La publicité à la télévision est la garantie d’une course à l’audience par la programmation d'émissions présumées « fédératrices ». France 2 plus la pub, c’est forcément TF1 ― en moins bien dans le genre. France 2 sans la pub, ce serait peut-être Arte avec des moyens décuplés. Ca ne vaut pas le coup d’essayer ? C'est en tout cas ce que nous prétendions, nous les gens de gauche, lorsque nous étions encore pour l'Europe et la décentralisation...
© Commentaires & vaticinations
Moi, je suis bien sûr tout à fait d'accord pour penser a priori qu'une taxe sur les opérateurs téléphoniques est inepte (je me demande même si ça ne frôlerait pas le pléonasme), mais tel que je te connais, je parierais qu'en plus tu as des arguments pour étayer cette affirmation vigoureuse -- que des crétins de gauchistes qualifieraient pourtant de péremptoire (mais ce qu'ils sont cons, ces gauchistes).

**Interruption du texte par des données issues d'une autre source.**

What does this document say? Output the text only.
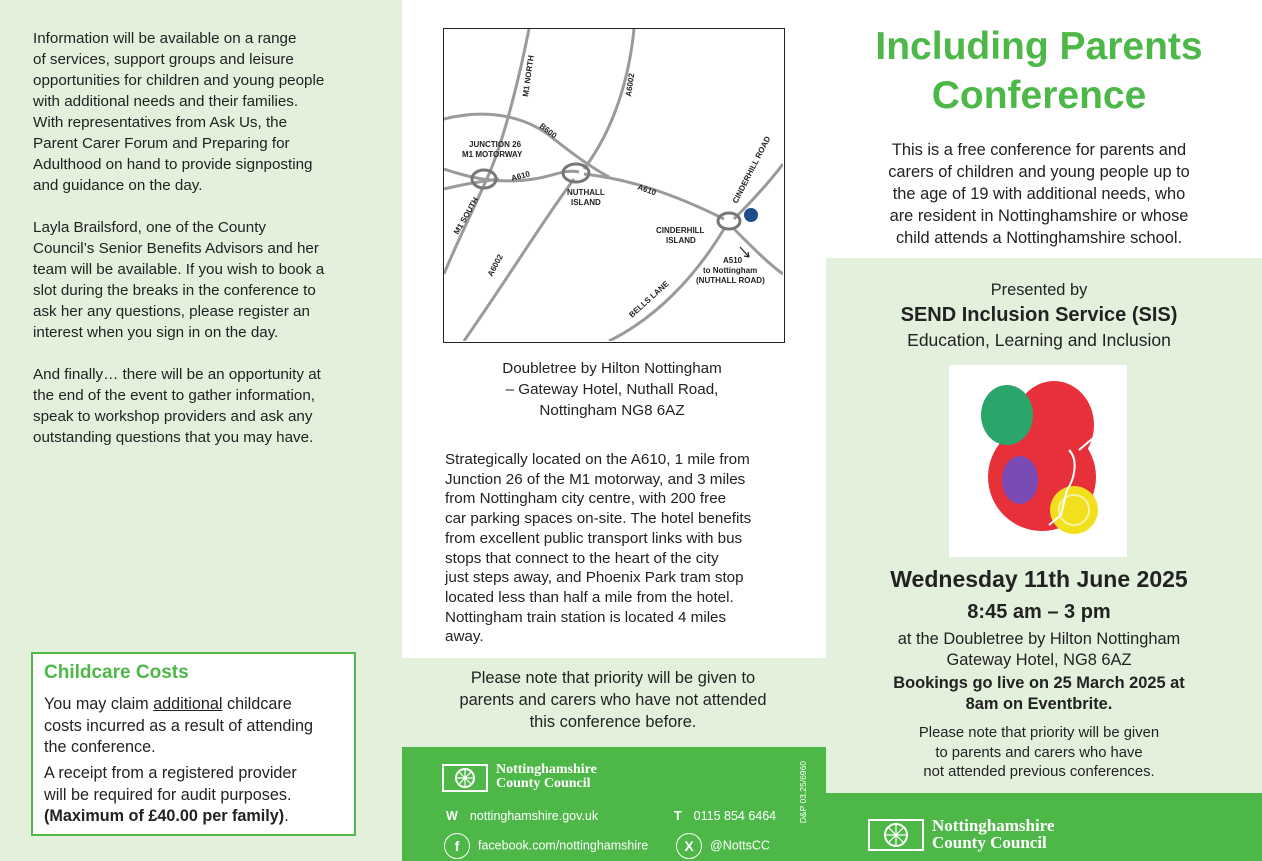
Information will be available on a range

of services, support groups and leisure

opportunities for children and young people

with additional needs and their families.

With representatives from Ask Us, the

Parent Carer Forum and Preparing for

Adulthood on hand to provide signposting

and guidance on the day.

Layla Brailsford, one of the County

Council’s Senior Benefits Advisors and her

team will be available. If you wish to book a

slot during the breaks in the conference to

ask her any questions, please register an

interest when you sign in on the day.

And finally… there will be an opportunity at

the end of the event to gather information,

speak to workshop providers and ask any

outstanding questions that you may have.

Childcare Costs

You may claim additional childcare

costs incurred as a result of attending

the conference.

A receipt from a registered provider

will be required for audit purposes.

(Maximum of £40.00 per family).

M1 NORTH	A6002
B600
JUNCTION 26
M1 MOTORWAY
A610
NUTHALL
ISLAND
A610	CINDERHILL ROAD
M1 SOUTH	CINDERHILL
ISLAND
A510
to Nottingham
(NUTHALL ROAD)
A6002
BELLS LANE

Doubletree by Hilton Nottingham

– Gateway Hotel, Nuthall Road,

Nottingham NG8 6AZ

Strategically located on the A610, 1 mile from

Junction 26 of the M1 motorway, and 3 miles

from Nottingham city centre, with 200 free

car parking spaces on-site. The hotel benefits

from excellent public transport links with bus

stops that connect to the heart of the city

just steps away, and Phoenix Park tram stop

located less than half a mile from the hotel.

Nottingham train station is located 4 miles

away.

Please note that priority will be given to

parents and carers who have not attended

this conference before.

Nottinghamshire
County Council
W nottinghamshire.gov.uk	T 0115 854 6464
f facebook.com/nottinghamshire	X @NottsCC
D&P 03.25/6960
Including Parents
Conference

This is a free conference for parents and

carers of children and young people up to

the age of 19 with additional needs, who

are resident in Nottinghamshire or whose

child attends a Nottinghamshire school.

Presented by
SEND Inclusion Service (SIS)
Education, Learning and Inclusion
Wednesday 11th June 2025
8:45 am – 3 pm
at the Doubletree by Hilton Nottingham
Gateway Hotel, NG8 6AZ
Bookings go live on 25 March 2025 at
8am on Eventbrite.

Please note that priority will be given

to parents and carers who have

not attended previous conferences.

Nottinghamshire
County Council
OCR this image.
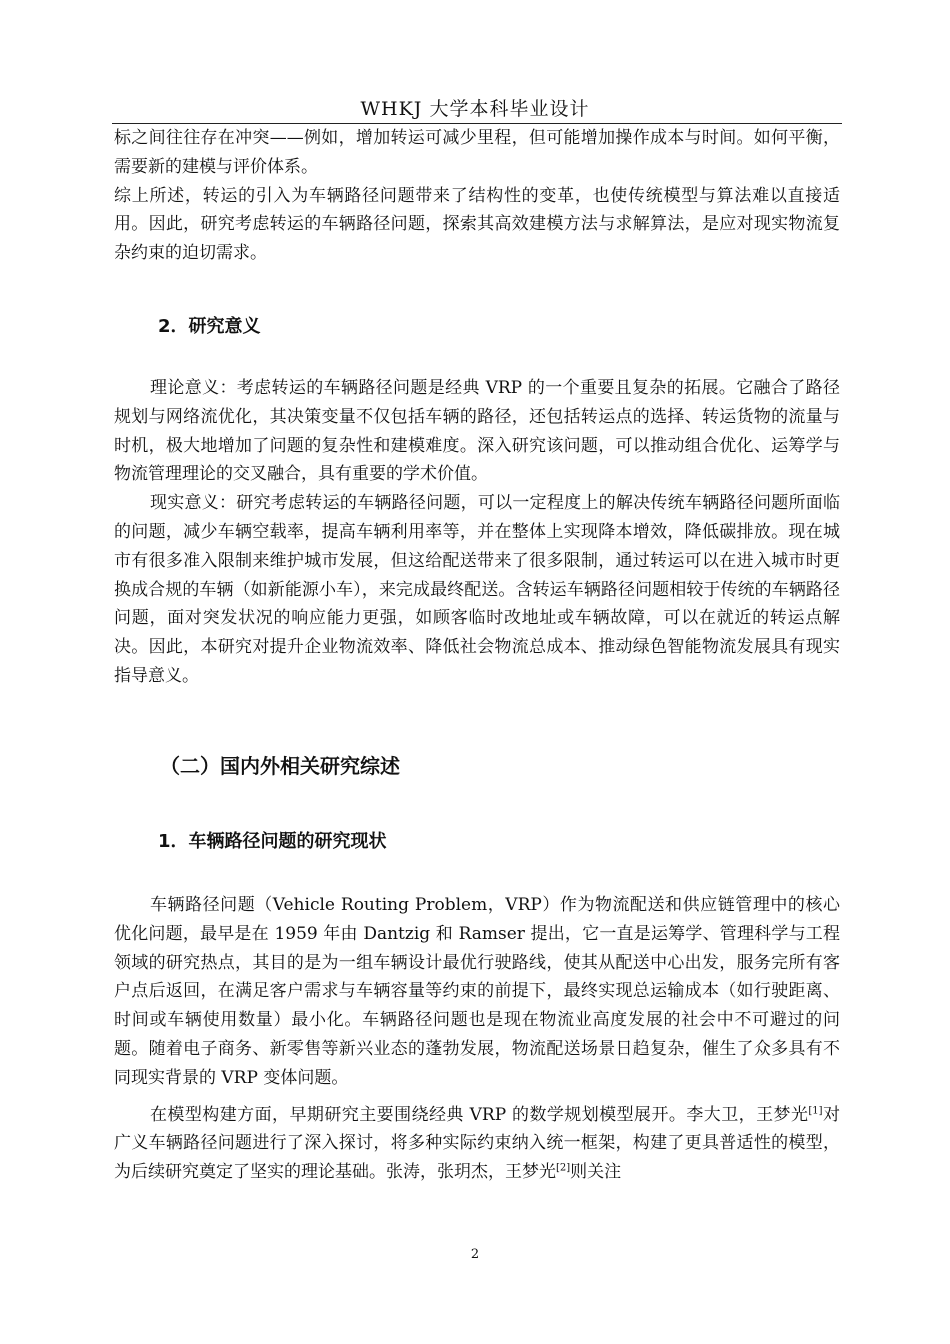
WHKJ 大学本科毕业设计

标之间往往存在冲突——例如，增加转运可减少里程，但可能增加操作成本与时间。如何平衡，需要新的建模与评价体系。

综上所述，转运的引入为车辆路径问题带来了结构性的变革，也使传统模型与算法难以直接适用。因此，研究考虑转运的车辆路径问题，探索其高效建模方法与求解算法，是应对现实物流复杂约束的迫切需求。

2．研究意义

理论意义：考虑转运的车辆路径问题是经典 VRP 的一个重要且复杂的拓展。它融合了路径规划与网络流优化，其决策变量不仅包括车辆的路径，还包括转运点的选择、转运货物的流量与时机，极大地增加了问题的复杂性和建模难度。深入研究该问题，可以推动组合优化、运筹学与物流管理理论的交叉融合，具有重要的学术价值。

现实意义：研究考虑转运的车辆路径问题，可以一定程度上的解决传统车辆路径问题所面临的问题，减少车辆空载率，提高车辆利用率等，并在整体上实现降本增效，降低碳排放。现在城市有很多准入限制来维护城市发展，但这给配送带来了很多限制，通过转运可以在进入城市时更换成合规的车辆（如新能源小车），来完成最终配送。含转运车辆路径问题相较于传统的车辆路径问题，面对突发状况的响应能力更强，如顾客临时改地址或车辆故障，可以在就近的转运点解决。因此，本研究对提升企业物流效率、降低社会物流总成本、推动绿色智能物流发展具有现实指导意义。

（二）国内外相关研究综述
1．车辆路径问题的研究现状

车辆路径问题（Vehicle Routing Problem，VRP）作为物流配送和供应链管理中的核心优化问题，最早是在 1959 年由 Dantzig 和 Ramser 提出，它一直是运筹学、管理科学与工程领域的研究热点，其目的是为一组车辆设计最优行驶路线，使其从配送中心出发，服务完所有客户点后返回，在满足客户需求与车辆容量等约束的前提下，最终实现总运输成本（如行驶距离、时间或车辆使用数量）最小化。车辆路径问题也是现在物流业高度发展的社会中不可避过的问题。随着电子商务、新零售等新兴业态的蓬勃发展，物流配送场景日趋复杂，催生了众多具有不同现实背景的 VRP 变体问题。

在模型构建方面，早期研究主要围绕经典 VRP 的数学规划模型展开。李大卫，王梦光[1]对广义车辆路径问题进行了深入探讨，将多种实际约束纳入统一框架，构建了更具普适性的模型，为后续研究奠定了坚实的理论基础。张涛，张玥杰，王梦光[2]则关注

2
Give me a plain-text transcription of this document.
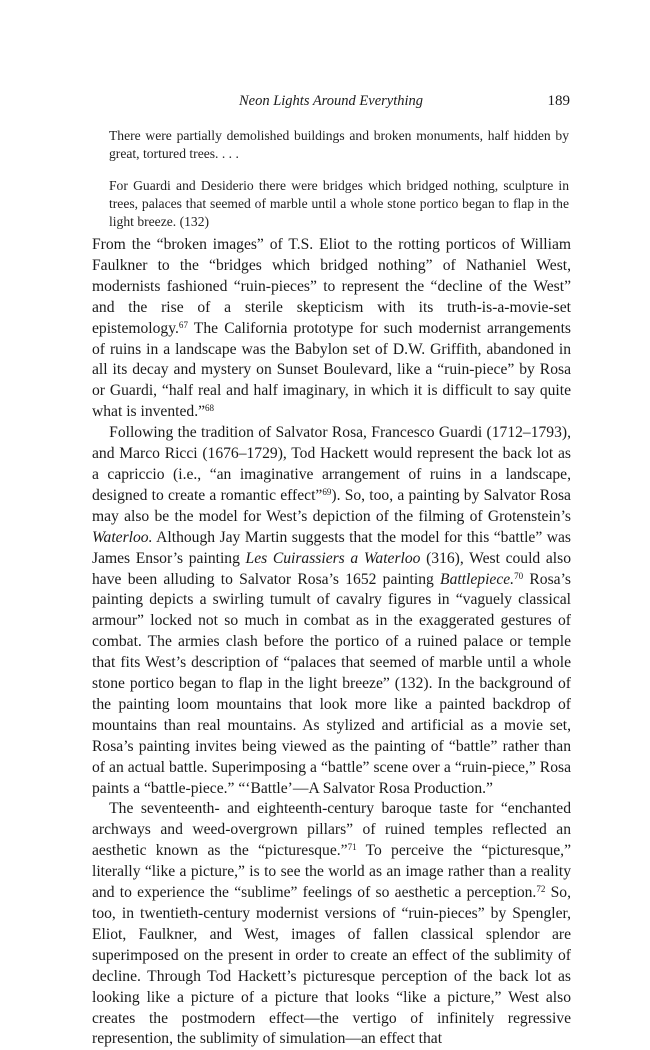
Neon Lights Around Everything	189

There were partially demolished buildings and broken monuments, half hidden by great, tortured trees. . . .

For Guardi and Desiderio there were bridges which bridged nothing, sculpture in trees, palaces that seemed of marble until a whole stone portico began to flap in the light breeze. (132)

From the “broken images” of T.S. Eliot to the rotting porticos of William Faulkner to the “bridges which bridged nothing” of Nathaniel West, modernists fashioned “ruin-pieces” to represent the “decline of the West” and the rise of a sterile skepticism with its truth-is-a-movie-set epistemology.$^{67}$ The California prototype for such modernist arrangements of ruins in a landscape was the Babylon set of D.W. Griffith, abandoned in all its decay and mystery on Sunset Boulevard, like a “ruin-piece” by Rosa or Guardi, “half real and half imaginary, in which it is difficult to say quite what is invented.”$^{68}$

Following the tradition of Salvator Rosa, Francesco Guardi (1712–1793), and Marco Ricci (1676–1729), Tod Hackett would represent the back lot as a capriccio (i.e., “an imaginative arrangement of ruins in a landscape, designed to create a romantic effect”$^{69}$). So, too, a painting by Salvator Rosa may also be the model for West’s depiction of the filming of Grotenstein’s Waterloo. Although Jay Martin suggests that the model for this “battle” was James Ensor’s painting Les Cuirassiers a Waterloo (316), West could also have been alluding to Salvator Rosa’s 1652 painting Battlepiece.$^{70}$ Rosa’s painting depicts a swirling tumult of cavalry figures in “vaguely classical armour” locked not so much in combat as in the exaggerated gestures of combat. The armies clash before the portico of a ruined palace or temple that fits West’s description of “palaces that seemed of marble until a whole stone portico began to flap in the light breeze” (132). In the background of the painting loom mountains that look more like a painted backdrop of mountains than real mountains. As stylized and artificial as a movie set, Rosa’s painting invites being viewed as the painting of “battle” rather than of an actual battle. Superimposing a “battle” scene over a “ruin-piece,” Rosa paints a “battle-piece.” “‘Battle’—A Salvator Rosa Production.”

The seventeenth- and eighteenth-century baroque taste for “enchanted archways and weed-overgrown pillars” of ruined temples reflected an aesthetic known as the “picturesque.”$^{71}$ To perceive the “picturesque,” literally “like a picture,” is to see the world as an image rather than a reality and to experience the “sublime” feelings of so aesthetic a perception.$^{72}$ So, too, in twentieth-century modernist versions of “ruin-pieces” by Spengler, Eliot, Faulkner, and West, images of fallen classical splendor are superimposed on the present in order to create an effect of the sublimity of decline. Through Tod Hackett’s picturesque perception of the back lot as looking like a picture of a picture that looks “like a picture,” West also creates the postmodern effect—the vertigo of infinitely regressive represention, the sublimity of simulation—an effect that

Alors puisque tu as des arguments, pourquoi ne pas en faire profiter les crétins de gauchistes qui te lisent? Je sais bien que "parler aux cons, ça les instruit" (Audiard dixit), mais dans ta grande bonté, tu ne nous refuseras pas la queue d'un argument?
Hein?
Rédigé par : Poil de lama | mercredi 09 janvier 2008 à 15:38
Je suis a priori pour ce genre de mesure. Si et seulement si, effectivement, les 40% de financement manquants sont assurés, ou un peu moins, soit, si on supprime quelques chaînes. Mais, cette histoire de redevance doublée ne me semble guère crédible par les temps qui courent.
Rédigé par : armel | mercredi 09 janvier 2008 à 15:42
Poil de lama,
L'audiovisuel public, ça se finance avec une redevance. Si nous n'osons pas demander aux gens de payer pour leurs chaînes publiques, autant les laisser en tête à tête avec TF1 et ses ersatz de type France 2.
Mais pourquoi une taxe sur les opérateurs téléphoniques serait-elle "inepte", tout autant d'ailleurs qu'une taxe sur les fournisseurs d'accès à Internet ? Mais parce qu'il n'y a pas plus de logique à faire payer ces secteurs que l'agro-alimentaire ou le textile. Il existe juste une espèce d'idée naïve que ces secteurs sont connexes, et que parce qu'ils représentent l'avenir, l'étape suivante, par rapport à la télévision, ils devraient payer pour maintenir le média obsolescent en vie.
Moi, je ne pense pas que la télé soit morte, puisqu'aucun média n'a encore été tué par la vague suivante et je crois qu'il est possible de faire de la bonne télé publique financée par une redevance de niveau raisonnable et par la cession de programmes de qualité. C'est l'exemple de la BBC et je trouve qu'il est pertinent. Je ne pense pas non plus qu'il soit raisonnable de surtaxer les secteurs en émergence et en croissance d'une façon générale, puisqu'il faudrait plutôt les stimuler...
Quant à l'idée selon laquelle c'est TF1 et M6, chaînes amies du patron, qui seront les bénéficiaires de la fin de la pub sur le service public, elle est elle aussi inepte puisque les temps et les fréquences de pub sont réglementés. Non, la manne ira plutôt vers les nouvelles chaînes thématiques (ce qui est bon pour le pluralisme) et le Web (ce qui est bon pour les nouveaux médias en ligne type Rue89 et MediaPart).
Armel,
Si l'on ne peut pas augmenter la redevance, alors non, ce n'est pas possible. Mais à ce moment-là toute critique de la dérive commerciale des chaînes publiques est nulle et non avenue.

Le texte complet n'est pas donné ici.